|Three takes on today's Blondie.|
I am no longer satisfied with merely discussing or even deconstructing the comic strip Blondie. Now I want to completely disintegrate it. I want to watch it devolve into chaos in front of my eyes. This strip has been running continuously since 1930, and there's a good chance that it was never once funny in all those 86 years. But there's an eerie kind of perfection to Blondie. It seems to take place in this vacuum-sealed Pleasantville reality that stopped evolving sometime during the Eisenhower years. Every once in a while, they make some cosmetic change to the strip to keep it up to date, like giving Dagwood Bumstead a computer at his desk or letting his wife Blondie start her own catering company, but the DNA of the strip does not change. Look at the way Dagwood and his boss, Mr. Dithers, are dressed in the strip up at the top. Where do you even buy clothes like that, except at some vintage resale shop in Brooklyn?
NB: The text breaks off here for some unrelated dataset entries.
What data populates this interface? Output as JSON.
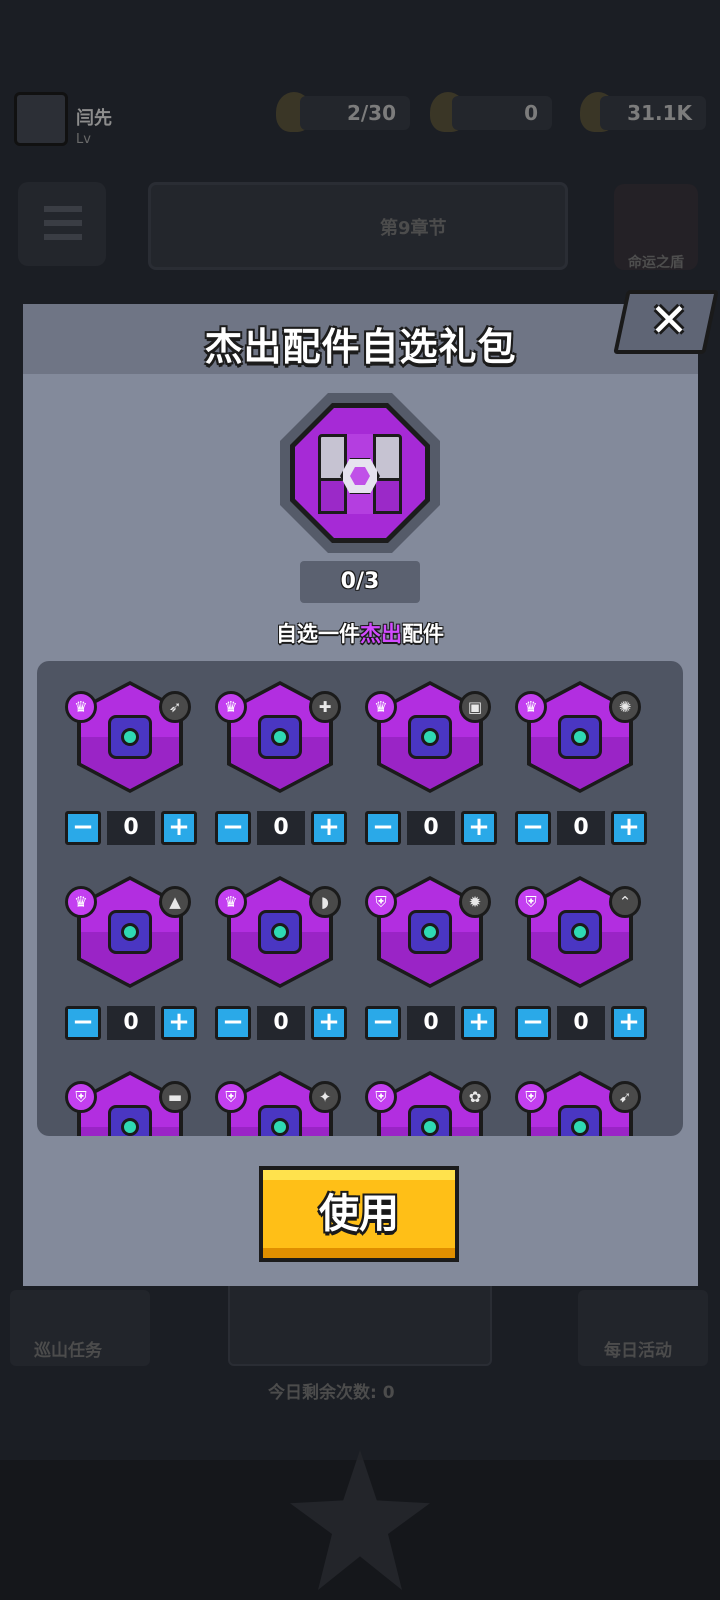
{
  "background": {
    "player_name": "闫先",
    "player_level": "Lv",
    "resources": [
      {
        "name": "energy",
        "value": "2/30"
      },
      {
        "name": "gems",
        "value": "0"
      },
      {
        "name": "coins",
        "value": "31.1K"
      }
    ],
    "banner_text": "第9章节",
    "shield_label": "命运之盾",
    "bottom_left_label": "巡山任务",
    "bottom_right_label": "每日活动",
    "bottom_mid_label": "今日剩余次数: 0"
  },
  "modal": {
    "title": "杰出配件自选礼包",
    "close_label": "✕",
    "progress": "0/3",
    "subtitle_before": "自选一件",
    "subtitle_accent": "杰出",
    "subtitle_after": "配件",
    "accent_color": "#d24bff",
    "use_button_label": "使用"
  },
  "items": [
    {
      "badge": "♛",
      "type_icon": "➶",
      "count": "0"
    },
    {
      "badge": "♛",
      "type_icon": "✚",
      "count": "0"
    },
    {
      "badge": "♛",
      "type_icon": "▣",
      "count": "0"
    },
    {
      "badge": "♛",
      "type_icon": "✺",
      "count": "0"
    },
    {
      "badge": "♛",
      "type_icon": "▲",
      "count": "0"
    },
    {
      "badge": "♛",
      "type_icon": "◗",
      "count": "0"
    },
    {
      "badge": "⛨",
      "type_icon": "✹",
      "count": "0"
    },
    {
      "badge": "⛨",
      "type_icon": "⌃",
      "count": "0"
    },
    {
      "badge": "⛨",
      "type_icon": "▬",
      "count": ""
    },
    {
      "badge": "⛨",
      "type_icon": "✦",
      "count": ""
    },
    {
      "badge": "⛨",
      "type_icon": "✿",
      "count": ""
    },
    {
      "badge": "⛨",
      "type_icon": "➹",
      "count": ""
    }
  ],
  "stepper": {
    "minus_label": "−",
    "plus_label": "+"
  }
}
And look at their anatomy. Why are Dagwood's shins so short? And why do Dithers and (I think) all the male characters bend their knees like that when they stand? Being a Blondie character would be so uncomfortable. The clothing looks itchy, and the poses are unnatural.
Presented here are the original strip, plus two of my variations on it. In the first, Dagwood has been removed, and it is suggested that he might be Mr. Dithers' own personal Tyler Durden. But then, I wanted to take it a little farther and get rid of both Dagwood and Dithers. Look at that third version of the strip, beautifully depopulated. It's subtle, but the camera angle actually changes from panel one to panel two. And yet, the shine on the floor is in exactly the same spot. The floors in Blondie tend to be very, very shiny indeed. It's one of my favorite visual elements of the strip. I prefer the floors to the human characters.